1 Corinthians 15:1-11
What must it have been like in Jesus’ time to be "the sinful woman?" Can you imagine how painful it must have been to have your worst action, the most vulnerable part of your humanity, be the name by which you are known and called? You are not Judith or Rachel or any other name, but the whore, the prostitute, the sinner.
The shame must have been indescribable. Perhaps the sinful woman hardened herself in order to withstand the judging looks and spiteful comments; maybe she protected herself with cynicism or feigned arrogance or even aggressiveness. Maybe she hid in the shadows.
We don’t know any of that for sure, but we do know that in the presence of Jesus the woman wept like an innocent child. A world of hurt poured out as she bathed his feet tenderly with her tears, wiping his feet dry with her hair. How much she must have cherished the one who did not judge her, did not objectify her, did not view her as a "thing" to be cast out, but as a person who is loved-and forgivable-in God’s eyes.
This is the Savior we believe in; the One who does not recoil or remain remote from us in our brokenness, but who looks into our hearts with compassion when we approach.
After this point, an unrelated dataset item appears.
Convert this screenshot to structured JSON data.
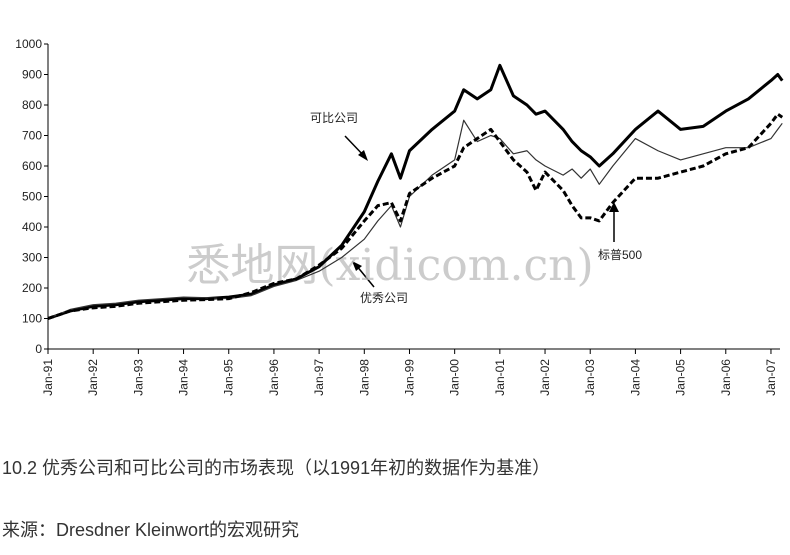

Our life may be in tatters; we may be holding onto our faith by a fingernail, but we are welcomed by a God who is intimate and loving and unaffected by the world’s harsh judgments.
Which brings me to "a certain Pharisee." Ultimately, reflexive judgments, harsh criticisms and growing fears are isolating, damaging and painful, too. May God help us trust and find in others the same goodness we want God to see within us. May we be forgiving and forgiven. May we all go in peace.
Nancy Nickel is director of communications at the Passionist Development Office in Chicago.